Capitalized Interest: A portion of bond proceeds that are set aside to pay interest on the bonds until the projects funded by those bonds are built, operating, and capable of generating revenues for making debt service payments.

Carryover: The process in which, at the end of one fiscal year, appropriation authority for previously-approved encumbrances and unexpended grant and capital funds are carried forward to the next fiscal year.

Cash Management: An effort to manage cash flows in such a way that interest and penalties paid are minimized and interest earned is maximized.

Categorical Grants: A type of grant that may only be used for a specific program that is usually limited to a narrowly defined activity. Categorical grants consist of formula, . project, and formula-project grants.

Certificate of Participation (COP): A form of lease obligation in which the county enters into an agreement to pay a fixed amount annually to a third party, usually a nonprofit agency or a private leasing company. Otherwise, they do what municipal bonds do: They raise money to acquire equipment or construct a facility. According to municipal finance experts, almost anything can be engineered for lease.
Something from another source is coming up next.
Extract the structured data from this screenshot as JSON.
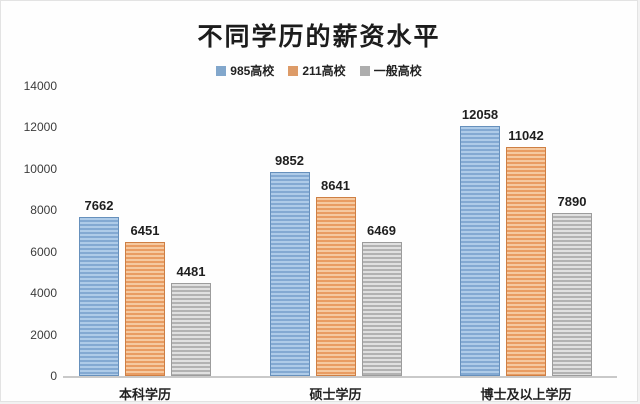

COPs are similar to bonds, but are not legally classified as such, meaning that state and local governments can issue them without voter approval and without affecting their overall bonding capacity.

Circuit Breaker: A type of residential property tax relief in which benefits depend on income and/or wealth and property tax payments. A circuit breaker usually takes one of two forms. Under the threshold approach, an "acceptable" tax burden is defined as some fixed percentage of household income (different percentages may be set for different income levels), and any tax above this portion of income is "excessive" and qualifies for relief. The portion of income that is deemed an acceptable tax burden is the threshold level. Under the sliding scale approach, no threshold is defined. Rather, a fixed percentage of the property tax is rebated for each eligible taxpayer within an income class. The rebate percentage declines as income increases.